Summary & Conclusion
A dull in line performance from KCOM is not enough to get the shares going today. This is especially so since they have moved up nicely from the 80p level when I flagged them back in January this year. They have now all but hit my 100p target so I wouldn't suggest chasing them up here as they tend to be a bit of a trading stock. However the yield for the year to March 2016 remains the main attraction at 6%.

The main question is whether their transformation can lead to more growth in earnings which might then support more dividend growth beyond 2016. I say this because the cover is forecast to have been run down to a low 1.3x or so as they have struggled to grow earnings. But the Company did say in the statement today:

"Last year we began the second stage of the transformation of our business. I am pleased to report that there has been continued progress in our focus areas. In Hull and East Yorkshire, the strong demand for our Lightstream fibre-based services has been maintained and in the Enterprise and SMB markets, we continue to see growing interest in our cloud and collaboration related capabilities. These are the key opportunities for future growth. "In the coming year, we will seek to accelerate that progress, particularly in the Enterprise space where we see significant opportunity."

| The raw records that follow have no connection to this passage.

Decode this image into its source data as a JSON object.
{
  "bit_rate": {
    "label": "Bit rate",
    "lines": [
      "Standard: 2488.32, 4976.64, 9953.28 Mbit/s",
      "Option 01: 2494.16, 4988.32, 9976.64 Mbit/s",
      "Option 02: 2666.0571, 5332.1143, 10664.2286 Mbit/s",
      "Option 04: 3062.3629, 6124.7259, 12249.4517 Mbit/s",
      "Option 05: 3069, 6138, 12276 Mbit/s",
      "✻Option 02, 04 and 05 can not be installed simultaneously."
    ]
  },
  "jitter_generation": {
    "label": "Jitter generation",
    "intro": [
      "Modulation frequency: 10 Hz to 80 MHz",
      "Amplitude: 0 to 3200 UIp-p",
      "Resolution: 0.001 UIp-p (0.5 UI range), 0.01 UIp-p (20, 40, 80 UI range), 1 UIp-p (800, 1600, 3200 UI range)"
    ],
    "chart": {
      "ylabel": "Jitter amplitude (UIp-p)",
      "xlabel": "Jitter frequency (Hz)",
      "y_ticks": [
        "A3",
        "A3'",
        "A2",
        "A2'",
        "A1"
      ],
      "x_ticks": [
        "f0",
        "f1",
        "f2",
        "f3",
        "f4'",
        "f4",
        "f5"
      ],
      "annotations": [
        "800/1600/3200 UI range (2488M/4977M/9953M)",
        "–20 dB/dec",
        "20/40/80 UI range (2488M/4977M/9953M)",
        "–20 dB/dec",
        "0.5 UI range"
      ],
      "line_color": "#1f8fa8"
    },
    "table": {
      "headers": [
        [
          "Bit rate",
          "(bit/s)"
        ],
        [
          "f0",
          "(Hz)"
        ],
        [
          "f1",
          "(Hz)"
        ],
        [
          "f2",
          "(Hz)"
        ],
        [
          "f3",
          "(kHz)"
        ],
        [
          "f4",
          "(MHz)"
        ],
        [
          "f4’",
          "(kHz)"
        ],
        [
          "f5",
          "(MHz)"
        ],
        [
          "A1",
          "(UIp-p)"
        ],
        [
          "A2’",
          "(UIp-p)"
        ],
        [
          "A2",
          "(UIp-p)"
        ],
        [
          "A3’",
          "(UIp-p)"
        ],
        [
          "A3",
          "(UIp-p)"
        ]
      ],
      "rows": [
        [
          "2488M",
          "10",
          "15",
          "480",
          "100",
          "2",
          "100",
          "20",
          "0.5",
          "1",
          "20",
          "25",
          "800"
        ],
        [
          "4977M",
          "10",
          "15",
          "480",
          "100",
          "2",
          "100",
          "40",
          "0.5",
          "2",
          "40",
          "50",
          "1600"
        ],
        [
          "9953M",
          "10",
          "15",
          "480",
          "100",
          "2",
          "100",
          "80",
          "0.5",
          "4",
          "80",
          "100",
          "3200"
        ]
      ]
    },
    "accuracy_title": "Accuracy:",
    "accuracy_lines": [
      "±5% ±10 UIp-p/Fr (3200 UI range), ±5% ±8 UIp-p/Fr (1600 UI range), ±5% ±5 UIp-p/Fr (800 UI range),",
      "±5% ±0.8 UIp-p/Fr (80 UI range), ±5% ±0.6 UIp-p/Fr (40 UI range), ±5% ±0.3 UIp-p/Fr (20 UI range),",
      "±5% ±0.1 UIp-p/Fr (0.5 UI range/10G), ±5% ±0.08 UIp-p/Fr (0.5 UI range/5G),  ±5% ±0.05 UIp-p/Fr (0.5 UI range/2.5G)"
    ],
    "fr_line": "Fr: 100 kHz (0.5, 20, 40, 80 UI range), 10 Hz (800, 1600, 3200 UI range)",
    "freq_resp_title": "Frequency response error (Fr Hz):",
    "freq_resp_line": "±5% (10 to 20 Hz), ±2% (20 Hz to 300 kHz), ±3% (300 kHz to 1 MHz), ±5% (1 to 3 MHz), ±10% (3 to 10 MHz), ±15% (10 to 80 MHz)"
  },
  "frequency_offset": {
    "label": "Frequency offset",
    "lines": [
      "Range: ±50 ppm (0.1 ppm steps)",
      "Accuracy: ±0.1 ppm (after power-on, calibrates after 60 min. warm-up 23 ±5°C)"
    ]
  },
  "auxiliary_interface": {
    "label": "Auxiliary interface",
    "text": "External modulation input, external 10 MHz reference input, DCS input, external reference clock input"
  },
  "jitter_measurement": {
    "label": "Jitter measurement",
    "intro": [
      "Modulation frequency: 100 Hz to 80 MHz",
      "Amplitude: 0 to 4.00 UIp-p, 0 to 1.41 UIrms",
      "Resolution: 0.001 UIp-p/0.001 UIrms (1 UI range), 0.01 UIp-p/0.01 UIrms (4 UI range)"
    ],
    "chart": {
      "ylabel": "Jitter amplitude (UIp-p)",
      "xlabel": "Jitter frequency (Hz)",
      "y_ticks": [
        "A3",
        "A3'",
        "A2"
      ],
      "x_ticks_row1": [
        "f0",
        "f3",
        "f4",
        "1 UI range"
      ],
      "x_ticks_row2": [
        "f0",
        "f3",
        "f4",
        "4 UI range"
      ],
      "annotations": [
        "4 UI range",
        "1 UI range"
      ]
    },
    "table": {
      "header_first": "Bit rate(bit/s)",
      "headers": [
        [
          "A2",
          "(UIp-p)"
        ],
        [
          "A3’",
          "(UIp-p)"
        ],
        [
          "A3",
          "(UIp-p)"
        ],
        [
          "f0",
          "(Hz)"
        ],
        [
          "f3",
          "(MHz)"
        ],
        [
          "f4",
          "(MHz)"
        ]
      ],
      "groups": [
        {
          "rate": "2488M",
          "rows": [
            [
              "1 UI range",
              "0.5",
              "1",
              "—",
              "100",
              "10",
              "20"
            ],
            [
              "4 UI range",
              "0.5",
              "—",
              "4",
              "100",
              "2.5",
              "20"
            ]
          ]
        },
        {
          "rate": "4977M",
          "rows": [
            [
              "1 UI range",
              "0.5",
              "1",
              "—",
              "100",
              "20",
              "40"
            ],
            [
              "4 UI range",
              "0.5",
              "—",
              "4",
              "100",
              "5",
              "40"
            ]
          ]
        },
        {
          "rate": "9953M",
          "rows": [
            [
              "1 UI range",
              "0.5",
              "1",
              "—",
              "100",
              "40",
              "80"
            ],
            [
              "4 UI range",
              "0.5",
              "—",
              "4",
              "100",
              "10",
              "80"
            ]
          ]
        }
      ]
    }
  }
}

So the question will be can they grow this side fast enough to offset the decline in traditional business and maintain some dividend growth. I would assume on that basis that the dividend growth will slow to no or low growth given the cover, unless their comment about accelerating progress can translate into say 10% earnings growth from 5% this year. The shares on a yield of 6% are probably pricing in little or no dividend growth so I would say it is a hold for yield but I wouldn't expect much more upside to the price from here as there doesn't seem to be enough in these numbers to me to justify it breaking our from its range at this time but i guess time will tell.